Chapter Text
For Kisseki-no-sedai , The first time Aomine got chi-blocked.
"Quit it!" screeched Satsuki.
"I'm not doing nothing," said Daiki, and slipped another water whip in through the spaces of her hair, sniggering as she yelped. Stupid Satsuki. Why'd she have to go and start training to be a Kiyoshi Warrior, anyway? It wasn't as though she could bend, or anything. He could. He was better than anyone. He'd take care of them. She didn't need to go off all day and train with girls, who shooed him away but he didn't care because he didn't want to learn their stupid fighting style anyway.
"Quit it," said Satsuki, and pointed her spoon at him. "Or- or-"
Daiki knew what she would do. She'd leave him, just like being passed from house to house in the village, until they'd declared themselves their own family and just got fed by everyone as a whole. It wasn't her they didn't want, but Daiki, Daiki who started fights and destroyed boats and had just washed up on the shore one day.
Satsuki had said she wouldn't leave him, that she'd never leave him. Why did she need to be a warrior, when there was him around? Stupid Satsuki. "Or what?" he said.
Momoi came in with the spoon high and fast, and threw it. Daiki smacked it out of the air with a tongue of water taken from her cup, and then her other hand flashed out and hit that arm three, ten times, and the water collapsed right when Daiki would have brought it back to teach her a sharp lesson.
"Wha-" he said, but his other arm was moving, instinctual, automatic. Daiki was impossible for the water bending masters to ever teach; he was better than them all combined and did practically nothing they recognized as proper bending. Satsuki ducked in and hit him all along the exposed side of his body, wrist elbow underarm bicep chest waist hip, and Daiki collapsed on a leg suddenly gone numb.

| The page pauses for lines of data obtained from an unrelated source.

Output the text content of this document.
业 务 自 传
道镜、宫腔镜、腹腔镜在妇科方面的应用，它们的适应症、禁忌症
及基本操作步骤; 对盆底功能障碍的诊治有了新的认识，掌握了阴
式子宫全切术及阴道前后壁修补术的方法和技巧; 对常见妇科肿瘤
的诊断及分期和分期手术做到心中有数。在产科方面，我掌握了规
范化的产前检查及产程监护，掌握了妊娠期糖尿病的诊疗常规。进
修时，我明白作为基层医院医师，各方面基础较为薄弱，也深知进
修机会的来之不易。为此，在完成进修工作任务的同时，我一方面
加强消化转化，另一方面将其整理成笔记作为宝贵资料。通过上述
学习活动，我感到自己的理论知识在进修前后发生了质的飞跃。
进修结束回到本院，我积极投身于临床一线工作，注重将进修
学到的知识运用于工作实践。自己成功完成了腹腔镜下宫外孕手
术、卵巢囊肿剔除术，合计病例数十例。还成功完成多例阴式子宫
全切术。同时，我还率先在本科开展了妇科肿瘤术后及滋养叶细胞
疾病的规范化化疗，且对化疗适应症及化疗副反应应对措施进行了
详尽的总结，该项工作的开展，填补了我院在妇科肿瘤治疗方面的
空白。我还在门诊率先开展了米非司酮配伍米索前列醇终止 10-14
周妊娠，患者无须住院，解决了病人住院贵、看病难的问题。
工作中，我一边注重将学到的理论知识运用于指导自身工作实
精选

She climbed onto his head and sat on it. "There," she said. "Now say you're sorry."
"No," snarled Daiki, outraged, and tried to kick with his one good leg; Satsuki grabbed it on the swing and folded it with all her strength. Daiki howled.
"Say it!" she said.
"No," he said.
Satsuki picked up the spoon and held it threateningly. "Say it or I'll feed you all the stewed seaweed right now."
"No!" cried Daiki, and then snorted, he wasn't crying, he wasn't. But he couldn't bend, could feel the water just a few feet away but was unable to move it.
"You're the one being a jerk," said Satsuki, but she got off him anyway and pressed at his bony arms until they began to tingle and the clenching of his fist once again rattled all the waters of the bay.
At the end of it, Satsuki's small strong hands warm on his limbs, Daiki felt better, and ate up all his stewed seaweed. "You should be more afraid of me," he told her, and wasn't sure exactly why he said it, except that if she hadn't stopped his second strike, or the kick, where he'd felt ready to drain the very air they breathed- he didn't know. Sometimes the adults were afraid.
"Don't be stupid," said Satsuki, and made him ice up their milk so they could lick it off the spoon together.